Satellite "slowing" lowers the satellite, which thengets ahead in the phasing compared with a"reference" satellite. This means that the actual orbit's descending nodes are further east than those of the reference orbit.
The Operations Control Centre monitors the difference in longitude between nodes so that at the equator it is kept within ± 3 km (mission requirement).

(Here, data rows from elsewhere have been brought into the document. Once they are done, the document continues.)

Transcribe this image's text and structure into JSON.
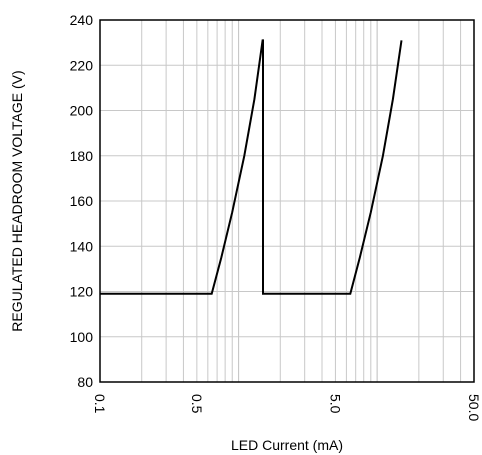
{
  "chart_data": {
    "type": "line",
    "title": "",
    "xlabel": "LED Current (mA)",
    "ylabel": "REGULATED HEADROOM VOLTAGE (V)",
    "x_scale": "log",
    "xlim": [
      0.1,
      50.0
    ],
    "ylim": [
      80,
      240
    ],
    "x_ticks": [
      0.1,
      0.5,
      5.0,
      50.0
    ],
    "x_tick_labels": [
      "0.1",
      "0.5",
      "5.0",
      "50.0"
    ],
    "y_ticks": [
      80,
      100,
      120,
      140,
      160,
      180,
      200,
      220,
      240
    ],
    "y_tick_labels": [
      "80",
      "100",
      "120",
      "140",
      "160",
      "180",
      "200",
      "220",
      "240"
    ],
    "grid": true,
    "series": [
      {
        "x": [
          0.1,
          0.64,
          0.75,
          0.9,
          1.1,
          1.3,
          1.49,
          1.5,
          1.5,
          1.51,
          6.4,
          7.5,
          9.0,
          11.0,
          13.0,
          15.0
        ],
        "y": [
          119,
          119,
          135,
          155,
          180,
          205,
          231,
          231,
          119,
          119,
          119,
          135,
          155,
          180,
          205,
          231
        ]
      }
    ],
    "line_color": "#000000"
  }
}
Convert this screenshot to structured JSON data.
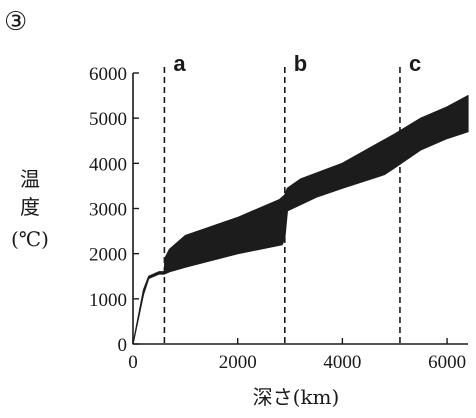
{
  "chart_data": {
    "type": "area",
    "panel_marker": "③",
    "xlabel": "深さ(km)",
    "ylabel_lines": [
      "温",
      "度",
      "(℃)"
    ],
    "xlim": [
      0,
      6400
    ],
    "ylim": [
      0,
      6000
    ],
    "xticks": [
      0,
      2000,
      4000,
      6000
    ],
    "yticks": [
      0,
      1000,
      2000,
      3000,
      4000,
      5000,
      6000
    ],
    "boundaries": [
      {
        "label": "a",
        "x": 600
      },
      {
        "label": "b",
        "x": 2900
      },
      {
        "label": "c",
        "x": 5100
      }
    ],
    "series": [
      {
        "upper": [
          [
            0,
            0
          ],
          [
            200,
            1200
          ],
          [
            300,
            1500
          ],
          [
            500,
            1600
          ],
          [
            600,
            1600
          ],
          [
            610,
            1900
          ],
          [
            700,
            2100
          ],
          [
            1000,
            2400
          ],
          [
            2000,
            2800
          ],
          [
            2800,
            3200
          ],
          [
            2900,
            3300
          ],
          [
            2950,
            3450
          ],
          [
            3200,
            3650
          ],
          [
            4000,
            4000
          ],
          [
            5000,
            4650
          ],
          [
            5500,
            5000
          ],
          [
            6000,
            5250
          ],
          [
            6400,
            5500
          ]
        ],
        "lower": [
          [
            0,
            0
          ],
          [
            200,
            1100
          ],
          [
            300,
            1450
          ],
          [
            500,
            1550
          ],
          [
            600,
            1550
          ],
          [
            700,
            1600
          ],
          [
            1000,
            1700
          ],
          [
            2000,
            2000
          ],
          [
            2850,
            2200
          ],
          [
            2900,
            2350
          ],
          [
            2950,
            2950
          ],
          [
            3500,
            3250
          ],
          [
            4000,
            3450
          ],
          [
            4800,
            3750
          ],
          [
            5000,
            3900
          ],
          [
            5500,
            4300
          ],
          [
            6000,
            4550
          ],
          [
            6400,
            4700
          ]
        ]
      }
    ]
  }
}
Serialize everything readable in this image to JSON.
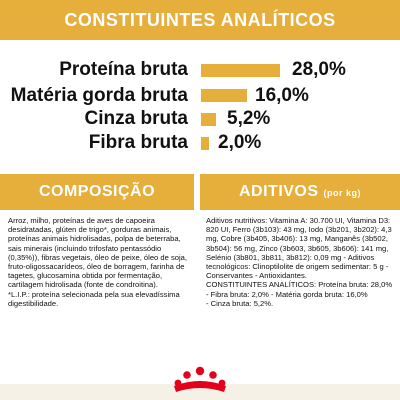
{
  "header": {
    "title": "CONSTITUINTES ANALÍTICOS"
  },
  "analytics": [
    {
      "label": "Proteína bruta",
      "value": "28,0%",
      "percent": 28.0
    },
    {
      "label": "Matéria gorda bruta",
      "value": "16,0%",
      "percent": 16.0
    },
    {
      "label": "Cinza bruta",
      "value": "5,2%",
      "percent": 5.2
    },
    {
      "label": "Fibra bruta",
      "value": "2,0%",
      "percent": 2.0
    }
  ],
  "composition": {
    "title": "COMPOSIÇÃO",
    "text": "Arroz, milho, proteínas de aves de capoeira desidratadas, glúten de trigo*, gorduras animais, proteínas animais hidrolisadas, polpa de beterraba, sais minerais (incluindo trifosfato pentassódio (0,35%)), fibras vegetais, óleo de peixe, óleo de soja, fruto-oligossacarídeos, óleo de borragem, farinha de tagetes, glucosamina obtida por fermentação, cartilagem hidrolisada (fonte de condroitina).\n*L.I.P.: proteína selecionada pela sua elevadíssima digestibilidade."
  },
  "additives": {
    "title": "ADITIVOS",
    "unit": "(por kg)",
    "lines": [
      "Aditivos nutritivos: Vitamina A: 30.700 UI, Vitamina D3: 820 UI, Ferro (3b103): 43 mg, Iodo (3b201, 3b202): 4,3 mg, Cobre (3b405, 3b406): 13 mg, Manganês (3b502, 3b504): 56 mg, Zinco (3b603, 3b605, 3b606): 141 mg, Selénio (3b801, 3b811, 3b812): 0,09 mg - Aditivos tecnológicos: Clinoptilolite de origem sedimentar: 5 g - Conservantes - Antioxidantes.",
      "CONSTITUINTES ANALÍTICOS: Proteína bruta: 28,0%",
      "- Fibra bruta: 2,0% - Matéria gorda bruta: 16,0%",
      "- Cinza bruta: 5,2%."
    ]
  },
  "colors": {
    "accent": "#e6ae3a",
    "text": "#111111",
    "brand_red": "#e2001a"
  },
  "logo": {
    "icon": "royal-canin-crown-logo"
  }
}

When this drift reaches the eastern limit allowed by the mission, the Operations Control Centre programs a maneuver to raise the satellite above the theoretical altitude, which makes the descending nodes, drift westward; the effect of atmospheric drag cancels out this drift and brings the satellite down to the theoretical altitude. At this point in time, the descending nodes must be no more than 3 km to the west.
The drift continues eastward until a further maneuver to raise the altitude is scheduled.
The frequency of orbit-raising maneuvers varies between:
o Two months when solar activity is low (the satellite descends about 20 cm a day), and two weeks when solar activity is high (the satellite can descend 5 to 10 meters a day and, occasionally, as much as 20 or 30 meters).
Phasing at upper latitudes (60° North):
· The phasing error at 60° latitude is the sum of the phasing error at the equator due to atmospheric drag and the phasing error due to the decrease in orbital inclination.
· Approximately once every 18 months, an inclination correction maneuvers is scheduled theoretical inclination, whilst respecting the phasing error upper limit of 5 km. The local time of the descending node must be kept at 10:30 ± 10 minutes for mission requirements.The difference between local time and the theoretical local time of 10:30 varies according to a non-linear function of inclination and altitude.
Taking into account the frequency of inclination correction manoeuvres, the local time is in fact kept within one or two minutes of 10:30.